How the UPI-Based EPF Withdrawal System Will Operate
Sources explain that the ministry is working on a mechanism where a portion of EPF funds will be frozen, while a larger chunk becomes available for direct withdrawal. Subscribers will be able to view their eligible EPF balance, which can be transferred into their seeded bank accounts through UPI.
To complete the transaction securely, EPF members will use their linked UPI PIN. Once the money reaches their bank accounts, they can use it freely—making electronic payments or withdrawing cash via ATMs using debit cards.
Current Status and Benefits of the Project
The Employees' Provident Fund Organisation (EPFO) is currently addressing software glitches to ensure smooth implementation. If successful, eight crore members will benefit significantly. Currently, they must navigate a time-consuming claims process to access their EPF money.

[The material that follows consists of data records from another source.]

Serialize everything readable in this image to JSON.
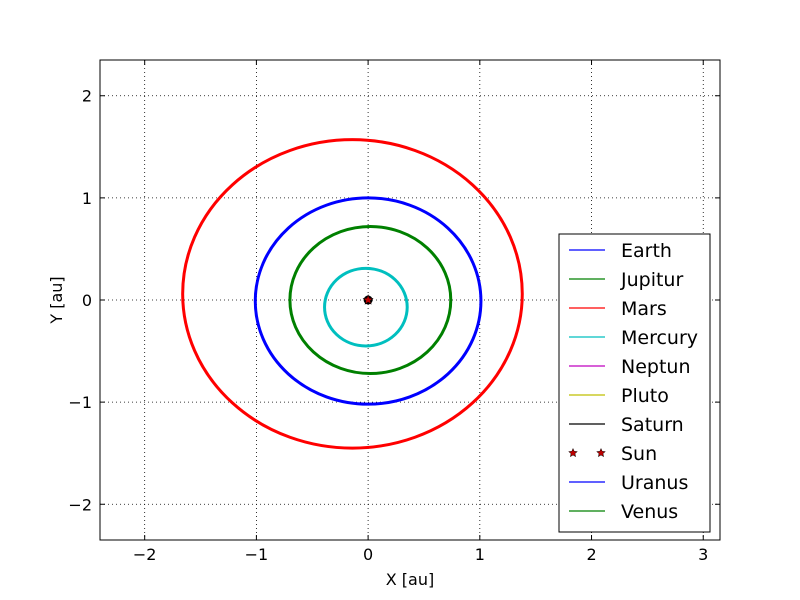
{
  "chart_data": {
    "type": "line",
    "title": "",
    "xlabel": "X [au]",
    "ylabel": "Y [au]",
    "xlim": [
      -2.4,
      3.15
    ],
    "ylim": [
      -2.35,
      2.35
    ],
    "xticks": [
      -2,
      -1,
      0,
      1,
      2,
      3
    ],
    "yticks": [
      -2,
      -1,
      0,
      1,
      2
    ],
    "grid": true,
    "legend_position": "lower-right",
    "series": [
      {
        "name": "Earth",
        "kind": "orbit",
        "color": "#0000ff",
        "center": [
          0.0,
          -0.01
        ],
        "rx": 1.01,
        "ry": 1.01
      },
      {
        "name": "Jupitur",
        "kind": "orbit",
        "color": "#008000",
        "center": [
          0.02,
          0.0
        ],
        "rx": 0.72,
        "ry": 0.72
      },
      {
        "name": "Mars",
        "kind": "orbit",
        "color": "#ff0000",
        "center": [
          -0.14,
          0.06
        ],
        "rx": 1.52,
        "ry": 1.51
      },
      {
        "name": "Mercury",
        "kind": "orbit",
        "color": "#00bfbf",
        "center": [
          -0.02,
          -0.07
        ],
        "rx": 0.37,
        "ry": 0.38
      },
      {
        "name": "Neptun",
        "kind": "orbit",
        "color": "#bf00bf",
        "center": [
          0.0,
          0.0
        ],
        "rx": 0.0,
        "ry": 0.0
      },
      {
        "name": "Pluto",
        "kind": "orbit",
        "color": "#bfbf00",
        "center": [
          0.0,
          0.0
        ],
        "rx": 0.0,
        "ry": 0.0
      },
      {
        "name": "Saturn",
        "kind": "orbit",
        "color": "#000000",
        "center": [
          0.0,
          0.0
        ],
        "rx": 0.0,
        "ry": 0.0
      },
      {
        "name": "Sun",
        "kind": "marker",
        "color": "#bf0000",
        "x": [
          0.0
        ],
        "y": [
          0.0
        ]
      },
      {
        "name": "Uranus",
        "kind": "orbit",
        "color": "#0000ff",
        "center": [
          0.0,
          0.0
        ],
        "rx": 0.0,
        "ry": 0.0
      },
      {
        "name": "Venus",
        "kind": "orbit",
        "color": "#008000",
        "center": [
          0.0,
          0.0
        ],
        "rx": 0.0,
        "ry": 0.0
      }
    ]
  }
}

Under the existing auto-settlement mode, withdrawal claims are settled electronically without manual intervention within three days of application. The limit for this mode has recently been increased to ₹5 lakh from ₹1 lakh, enabling more members to access funds quickly for needs like illness, education, marriage, and housing.
Why EPFO Cannot Act as a Bank
Sources note that EPFO cannot permit direct withdrawals because it lacks banking licenses. Even the auto-settlement process, introduced during the COVID-19 pandemic, requires members to file advance claims. EPFO handles over 5 crore claims annually, mostly for withdrawals.

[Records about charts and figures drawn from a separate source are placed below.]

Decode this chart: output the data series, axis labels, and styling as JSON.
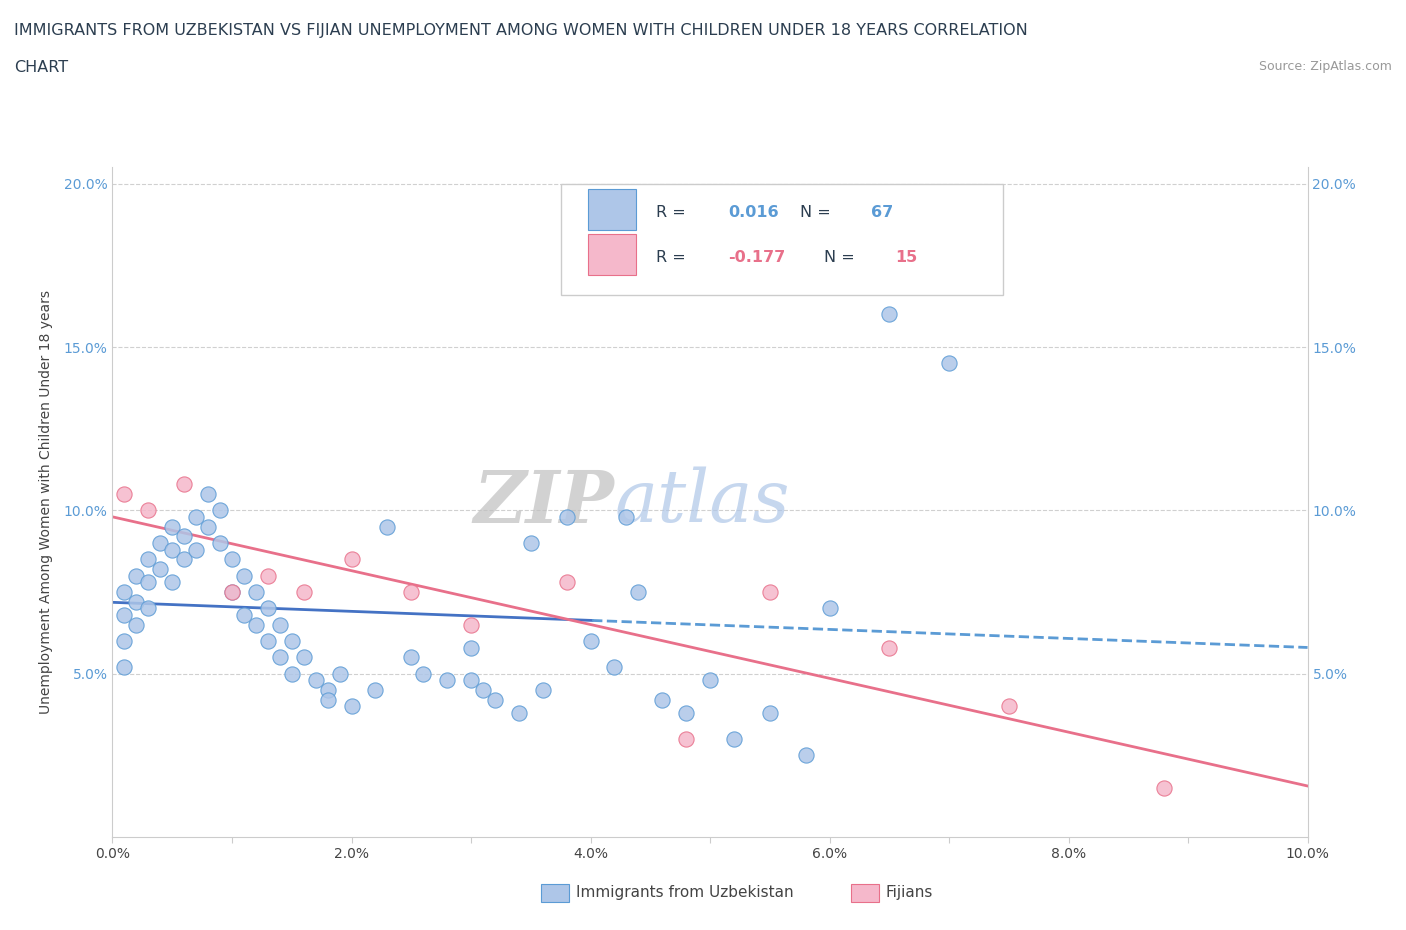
{
  "title_line1": "IMMIGRANTS FROM UZBEKISTAN VS FIJIAN UNEMPLOYMENT AMONG WOMEN WITH CHILDREN UNDER 18 YEARS CORRELATION",
  "title_line2": "CHART",
  "source": "Source: ZipAtlas.com",
  "ylabel": "Unemployment Among Women with Children Under 18 years",
  "xlim": [
    0.0,
    0.1
  ],
  "ylim": [
    0.0,
    0.205
  ],
  "xtick_labels": [
    "0.0%",
    "",
    "2.0%",
    "",
    "4.0%",
    "",
    "6.0%",
    "",
    "8.0%",
    "",
    "10.0%"
  ],
  "xtick_vals": [
    0.0,
    0.01,
    0.02,
    0.03,
    0.04,
    0.05,
    0.06,
    0.07,
    0.08,
    0.09,
    0.1
  ],
  "ytick_labels": [
    "5.0%",
    "10.0%",
    "15.0%",
    "20.0%"
  ],
  "ytick_vals": [
    0.05,
    0.1,
    0.15,
    0.2
  ],
  "color_uzbek": "#aec6e8",
  "color_fijian": "#f5b8cb",
  "color_uzbek_line": "#5b9bd5",
  "color_fijian_line": "#e8708a",
  "color_uzbek_dark": "#4472c4",
  "watermark_zip": "#c8c8c8",
  "watermark_atlas": "#aec6e8",
  "legend_uzbek_R": "0.016",
  "legend_uzbek_N": "67",
  "legend_fijian_R": "-0.177",
  "legend_fijian_N": "15",
  "uzbek_x": [
    0.001,
    0.001,
    0.001,
    0.001,
    0.002,
    0.002,
    0.002,
    0.003,
    0.003,
    0.003,
    0.004,
    0.004,
    0.005,
    0.005,
    0.005,
    0.006,
    0.006,
    0.007,
    0.007,
    0.008,
    0.008,
    0.009,
    0.009,
    0.01,
    0.01,
    0.011,
    0.011,
    0.012,
    0.012,
    0.013,
    0.013,
    0.014,
    0.014,
    0.015,
    0.015,
    0.016,
    0.017,
    0.018,
    0.018,
    0.019,
    0.02,
    0.022,
    0.023,
    0.025,
    0.026,
    0.028,
    0.03,
    0.03,
    0.031,
    0.032,
    0.034,
    0.035,
    0.036,
    0.038,
    0.04,
    0.042,
    0.043,
    0.044,
    0.046,
    0.048,
    0.05,
    0.052,
    0.055,
    0.058,
    0.06,
    0.065,
    0.07
  ],
  "uzbek_y": [
    0.075,
    0.068,
    0.06,
    0.052,
    0.08,
    0.072,
    0.065,
    0.085,
    0.078,
    0.07,
    0.09,
    0.082,
    0.095,
    0.088,
    0.078,
    0.092,
    0.085,
    0.098,
    0.088,
    0.105,
    0.095,
    0.1,
    0.09,
    0.085,
    0.075,
    0.08,
    0.068,
    0.075,
    0.065,
    0.07,
    0.06,
    0.065,
    0.055,
    0.06,
    0.05,
    0.055,
    0.048,
    0.045,
    0.042,
    0.05,
    0.04,
    0.045,
    0.095,
    0.055,
    0.05,
    0.048,
    0.058,
    0.048,
    0.045,
    0.042,
    0.038,
    0.09,
    0.045,
    0.098,
    0.06,
    0.052,
    0.098,
    0.075,
    0.042,
    0.038,
    0.048,
    0.03,
    0.038,
    0.025,
    0.07,
    0.16,
    0.145
  ],
  "fijian_x": [
    0.001,
    0.003,
    0.006,
    0.01,
    0.013,
    0.016,
    0.02,
    0.025,
    0.03,
    0.038,
    0.048,
    0.055,
    0.065,
    0.075,
    0.088
  ],
  "fijian_y": [
    0.105,
    0.1,
    0.108,
    0.075,
    0.08,
    0.075,
    0.085,
    0.075,
    0.065,
    0.078,
    0.03,
    0.075,
    0.058,
    0.04,
    0.015
  ],
  "background_color": "#ffffff",
  "grid_color": "#d0d0d0"
}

To improve efficiency, the government has taken several steps. On 13 October 2025, EPFO's Central Board of Trustees (CBT) approved simplifications and liberalised partial withdrawals. This allows users to withdraw up to 100% of eligible funds, including employee and employer shares, to meet immediate financial needs.
In the same month, CBT also approved four Fund Managers—SBI Funds Management, HDFC AMC, Aditya Birla Sun Life AMC, and UTI AMC—to manage EPFO's debt portfolio for five years.
Key Highlights of Simplified EPF Partial Withdrawals
To enhance ease of living for EPF members, partial withdrawal provisions have been simplified by merging 13 complex rules into a single, streamlined framework. This is categorised into three types: Essential Needs (illness, education, marriage), Housing Needs, and Special Circumstances.
- Members can withdraw up to 100% of the eligible balance in the Provident Fund, including employee and employer shares. The eligible balance is calculated after setting aside 25% as a required minimum balance.
- Withdrawal limits have been liberalised: education withdrawals are now allowed up to 10 times, and marriage withdrawals up to five times, compared to the previous total limit of three partial withdrawals for both purposes combined.
- The minimum service requirement for all partial withdrawals has been uniformly reduced to just 12 months.
- The period for availing premature final settlement of EPF has been extended from two months to 12 months, and final pension withdrawal from two months to 36 months.
This UPI initiative, coupled with recent simplifications, represents a major push to make EPF withdrawals faster and more user-friendly for India's workforce.